« Shelton avait toujours été du genre pas facile à tuer. Mais ce jour-là, il avait l’air tendu. (…) Il avait soixante-treize ans, il était court sur pattes, et chaque fois que je le voyais, j’avais l’impression qu’il avait rapetissé. Moi, j’avais cinquante ans, j’étais irlandais, j’étais cinglé et ça ne s’améliorait pas avec le temps, bien au contraire. Dehors il pleuvait des cordes – Los Angeles pleurait et ça durait depuis des semaines. »
Un roman débutant ainsi, c’est un peu comme s’enfoncer dans un fauteuil Club, un verre de Single Malt à la main en écoutant la voix électrifiée de Little Richard posée sur la nerveuse guitare de Jimi Hendrix – à moins que ça ne soit l’inverse.
Jonathan Ames, tout en rendant un bel hommage à un Dashiell Hammet ou un Raymond Chandler, sait sortir sa carte du jeu du chat et de la souris pour y faire éclater le vernis de l’American Dream et le pouvoir dévastateur du Dieu Dollar.
L’auteur, traduit par Lazare Bitoun, décrit ses personnages comme un bédéiste structure son trait, il travaille ses dialogues pour en rendre quelque chose d’habité, nerveux… et enamouré lorsqu’il s’agit de parler du chien d’Hank, George, ou de la prétendante balafrée du privé, professionnelle du tisonnier.
Parce qu’Hank le vaut bien, c’est un type chouette.
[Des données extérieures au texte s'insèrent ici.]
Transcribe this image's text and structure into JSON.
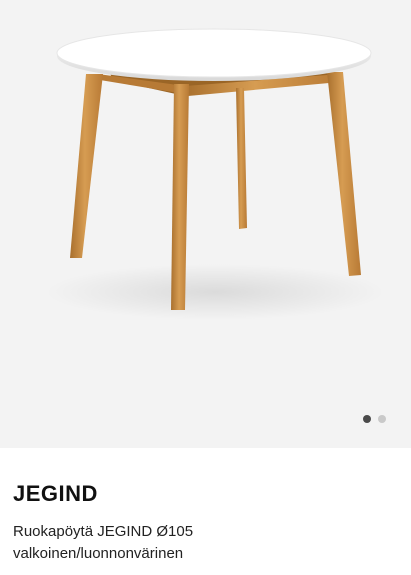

À Lou qui lui demande un jour un rein, il prend le temps d’apporter sa réponse. Au « Miracle Thai Spa » où il est vigile, il n’hésite pas à s’interposer face à un molosse sous méthadone. Et lorsque Lou lui file, dans son dernier souffle, un diamant accompagné d’un paquet d’ennuis, il ne se défile pas, lui, ce Happy Doll structuré à la » Hard-boiled school « , toujours prêt à défendre les moins que rien dans un monde obnubilé par la vie éternelle et le pognon.
Il s’appelait Doll remue les tripes, dans tous les sens du terme, et j’ai adoré
Fanny.
Il s’appelait Doll, Jonathan Ames, Joëlle Losfeld Éditions, 224 p. , 23€.